I know full well that this “Garden of Delight” that greets me (weeds and all) when I step out my front door is a gift of grace that is not of my doing and would not exist were it left to my means and talents to create. I have no illusions that I have a “green thumb.” A creative and talented gardener and horticulturalist extraordinaire I am not. What I am is a recipient of grace who in gratitude for what I have been graciously given willingly (at my best) tends the garden that brings me (and others) delight.
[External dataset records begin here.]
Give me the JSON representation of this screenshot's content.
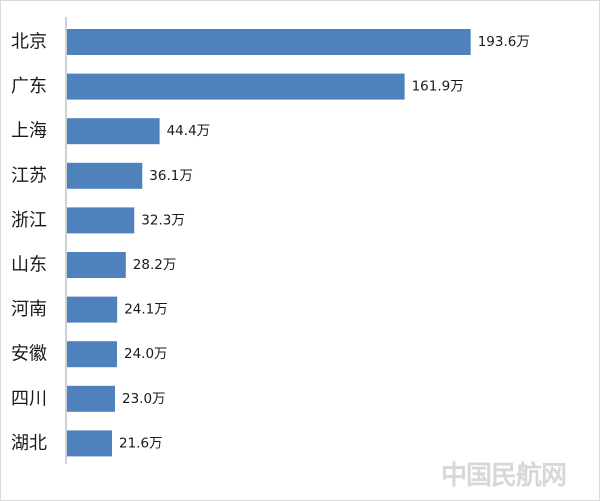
{
  "chart_data": {
    "type": "bar",
    "orientation": "horizontal",
    "categories": [
      "北京",
      "广东",
      "上海",
      "江苏",
      "浙江",
      "山东",
      "河南",
      "安徽",
      "四川",
      "湖北"
    ],
    "values": [
      193.6,
      161.9,
      44.4,
      36.1,
      32.3,
      28.2,
      24.1,
      24.0,
      23.0,
      21.6
    ],
    "value_labels": [
      "193.6万",
      "161.9万",
      "44.4万",
      "36.1万",
      "32.3万",
      "28.2万",
      "24.1万",
      "24.0万",
      "23.0万",
      "21.6万"
    ],
    "title": "",
    "xlabel": "",
    "ylabel": "",
    "xlim": [
      0,
      200
    ],
    "grid": false,
    "legend": "none",
    "bar_color": "#4f81bd"
  },
  "watermark": "中国民航网"
}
Whether it is cleaning up roadside and riverside trash by which others despoil Mother Nature or weeding out the less appreciated greenery that she plants in my garden along with the more treasured foliage, it is all a part of my calling to till and keep this planet (God’s garden) that delights me and sustains me and all God’s creatures great and small.

Tilling and keeping my little parcel of God’s greater garden is a very down-to-earth act that literally keeps me “grounded” in the belief and knowledge of who I am and whose I am. The narrator/s of the Creation account would have all of us who bare the name Homo sapiens (man the wise) envision God as the Master Gardener down on her/his knees with hands in the dirt, fashioning Adam out of the “Adamah” (ground). Like a gardener, God holds the soil of our lives in God’s hands, breathing into it vitality.
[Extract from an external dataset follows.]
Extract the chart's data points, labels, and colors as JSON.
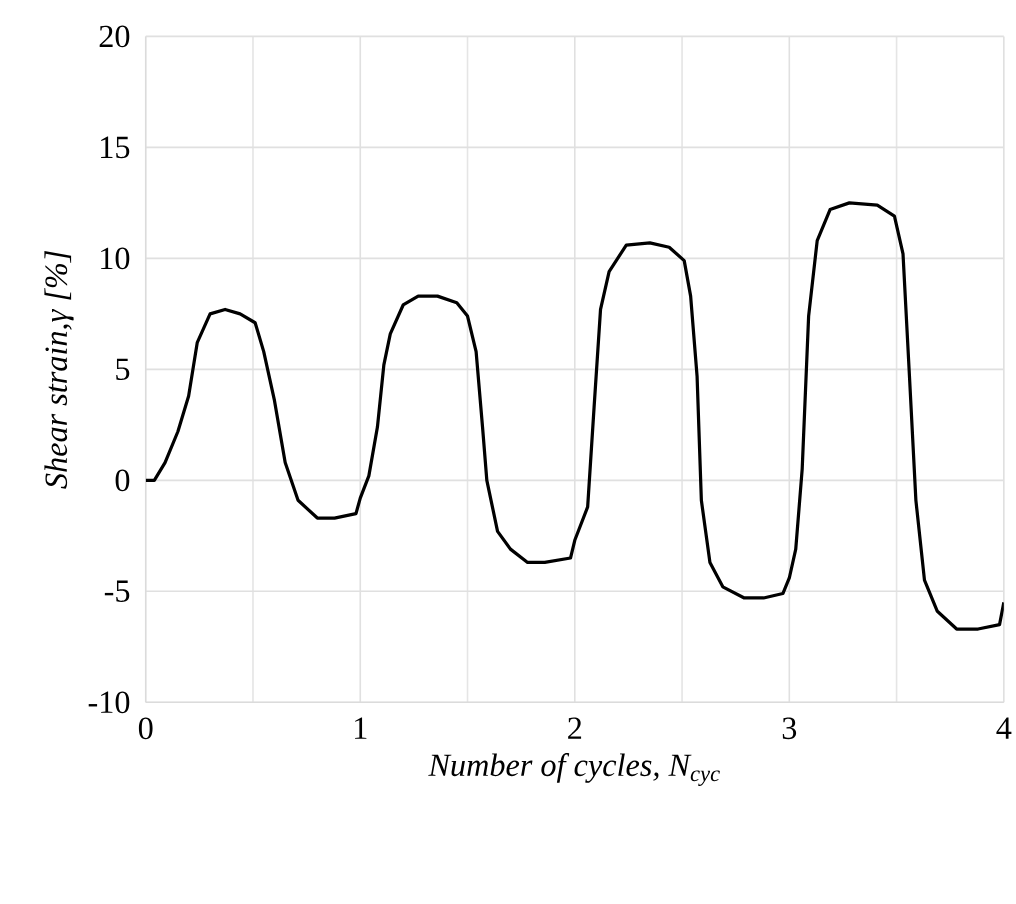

From the very beginning of time to springtime 2021, God continually holds the soil of our lives in God’s hands. A gardener God is one who never slumbers or sleeps because there is too much beauty to behold and protect, too much fragrance to inhale and preserve, too much succulence to taste and perpetuate. A gardener God provides for “daily bread” which on this Maundy Thursday meal in an upper room in old Jerusalem becomes for us the body of Christ, the “bread of life.” A gardener God sees beyond the darkness of Good Friday and a cross on a hill and plants the springtime seed of new life that springs forth in that sunlit garden of Easter morn where the echoes of Eden turn temporal preoccupations into perennial (eternal) delights.
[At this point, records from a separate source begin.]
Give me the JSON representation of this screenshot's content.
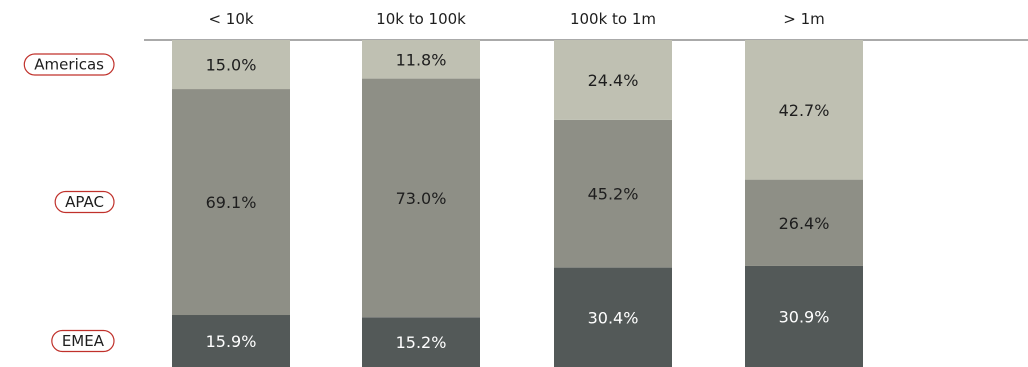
{
  "chart_data": {
    "type": "bar",
    "stacked": true,
    "percent": true,
    "categories": [
      "< 10k",
      "10k to 100k",
      "100k to 1m",
      "> 1m"
    ],
    "series": [
      {
        "name": "EMEA",
        "values": [
          15.9,
          15.2,
          30.4,
          30.9
        ],
        "labels": [
          "15.9%",
          "15.2%",
          "30.4%",
          "30.9%"
        ],
        "color": "#535958",
        "label_color": "#ffffff"
      },
      {
        "name": "APAC",
        "values": [
          69.1,
          73.0,
          45.2,
          26.4
        ],
        "labels": [
          "69.1%",
          "73.0%",
          "45.2%",
          "26.4%"
        ],
        "color": "#8e8f86",
        "label_color": "#1e1e1e"
      },
      {
        "name": "Americas",
        "values": [
          15.0,
          11.8,
          24.4,
          42.7
        ],
        "labels": [
          "15.0%",
          "11.8%",
          "24.4%",
          "42.7%"
        ],
        "color": "#bfc0b2",
        "label_color": "#1e1e1e"
      }
    ],
    "legend_placement": "left",
    "legend_border_color": "#c0312b",
    "axis_line_color": "#555555",
    "ylim": [
      0,
      100
    ],
    "grid": false
  }
}
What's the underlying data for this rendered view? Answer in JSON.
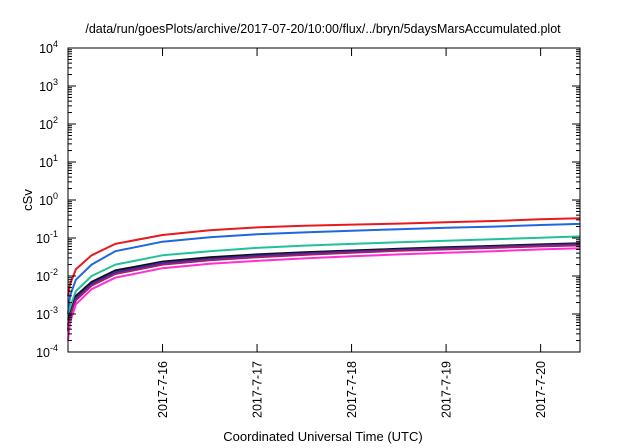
{
  "chart_data": {
    "type": "line",
    "title": "/data/run/goesPlots/archive/2017-07-20/10:00/flux/../bryn/5daysMarsAccumulated.plot",
    "xlabel": "Coordinated Universal Time (UTC)",
    "ylabel": "cSv",
    "yscale": "log",
    "ylim": [
      0.0001,
      10000
    ],
    "xlim": [
      "2017-07-15T00:00",
      "2017-07-20T10:00"
    ],
    "grid": false,
    "legend": "none",
    "x_ticks": [
      "2017-7-16",
      "2017-7-17",
      "2017-7-18",
      "2017-7-19",
      "2017-7-20"
    ],
    "y_ticks": [
      {
        "base": "10",
        "exp": "-4"
      },
      {
        "base": "10",
        "exp": "-3"
      },
      {
        "base": "10",
        "exp": "-2"
      },
      {
        "base": "10",
        "exp": "-1"
      },
      {
        "base": "10",
        "exp": "0"
      },
      {
        "base": "10",
        "exp": "1"
      },
      {
        "base": "10",
        "exp": "2"
      },
      {
        "base": "10",
        "exp": "3"
      },
      {
        "base": "10",
        "exp": "4"
      }
    ],
    "x": [
      "2017-07-15T00:00",
      "2017-07-15T00:30",
      "2017-07-15T02:00",
      "2017-07-15T06:00",
      "2017-07-15T12:00",
      "2017-07-16T00:00",
      "2017-07-16T12:00",
      "2017-07-17T00:00",
      "2017-07-17T12:00",
      "2017-07-18T00:00",
      "2017-07-18T12:00",
      "2017-07-19T00:00",
      "2017-07-19T12:00",
      "2017-07-20T00:00",
      "2017-07-20T10:00"
    ],
    "series": [
      {
        "color": "#e8191e",
        "values": [
          0.003,
          0.006,
          0.015,
          0.035,
          0.07,
          0.12,
          0.16,
          0.19,
          0.21,
          0.225,
          0.24,
          0.26,
          0.28,
          0.31,
          0.33
        ]
      },
      {
        "color": "#1f66e0",
        "values": [
          0.001,
          0.003,
          0.008,
          0.02,
          0.045,
          0.08,
          0.105,
          0.125,
          0.14,
          0.155,
          0.17,
          0.185,
          0.2,
          0.22,
          0.235
        ]
      },
      {
        "color": "#21c19a",
        "values": [
          0.0007,
          0.0015,
          0.004,
          0.01,
          0.02,
          0.035,
          0.045,
          0.055,
          0.063,
          0.07,
          0.077,
          0.085,
          0.093,
          0.102,
          0.11
        ]
      },
      {
        "color": "#111111",
        "values": [
          0.0005,
          0.001,
          0.003,
          0.007,
          0.014,
          0.024,
          0.031,
          0.037,
          0.042,
          0.047,
          0.052,
          0.057,
          0.062,
          0.068,
          0.073
        ]
      },
      {
        "color": "#3b27a8",
        "values": [
          0.0004,
          0.0009,
          0.0026,
          0.0062,
          0.0125,
          0.022,
          0.028,
          0.034,
          0.039,
          0.044,
          0.049,
          0.054,
          0.059,
          0.064,
          0.069
        ]
      },
      {
        "color": "#a0206e",
        "values": [
          0.00035,
          0.0008,
          0.0023,
          0.0056,
          0.0113,
          0.02,
          0.026,
          0.031,
          0.036,
          0.041,
          0.046,
          0.05,
          0.055,
          0.06,
          0.064
        ]
      },
      {
        "color": "#ff2fd0",
        "values": [
          0.0002,
          0.0006,
          0.0018,
          0.0045,
          0.009,
          0.016,
          0.021,
          0.025,
          0.029,
          0.033,
          0.037,
          0.041,
          0.045,
          0.05,
          0.054
        ]
      }
    ]
  }
}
When on this coming Easter morn we join in the faithful acclamation, “Alleluia! He is risen; he is risen, indeed,” we will be proclaiming the delight that every gardener experiences each spring as new shoots break forth from the ground in which they laid not dead but only awaiting the season of regeneration. In the mean time I will plan to spend Friday (God’s Friday) stewarding my garden by pulling the last weed before laying the mulch. It will be delightful.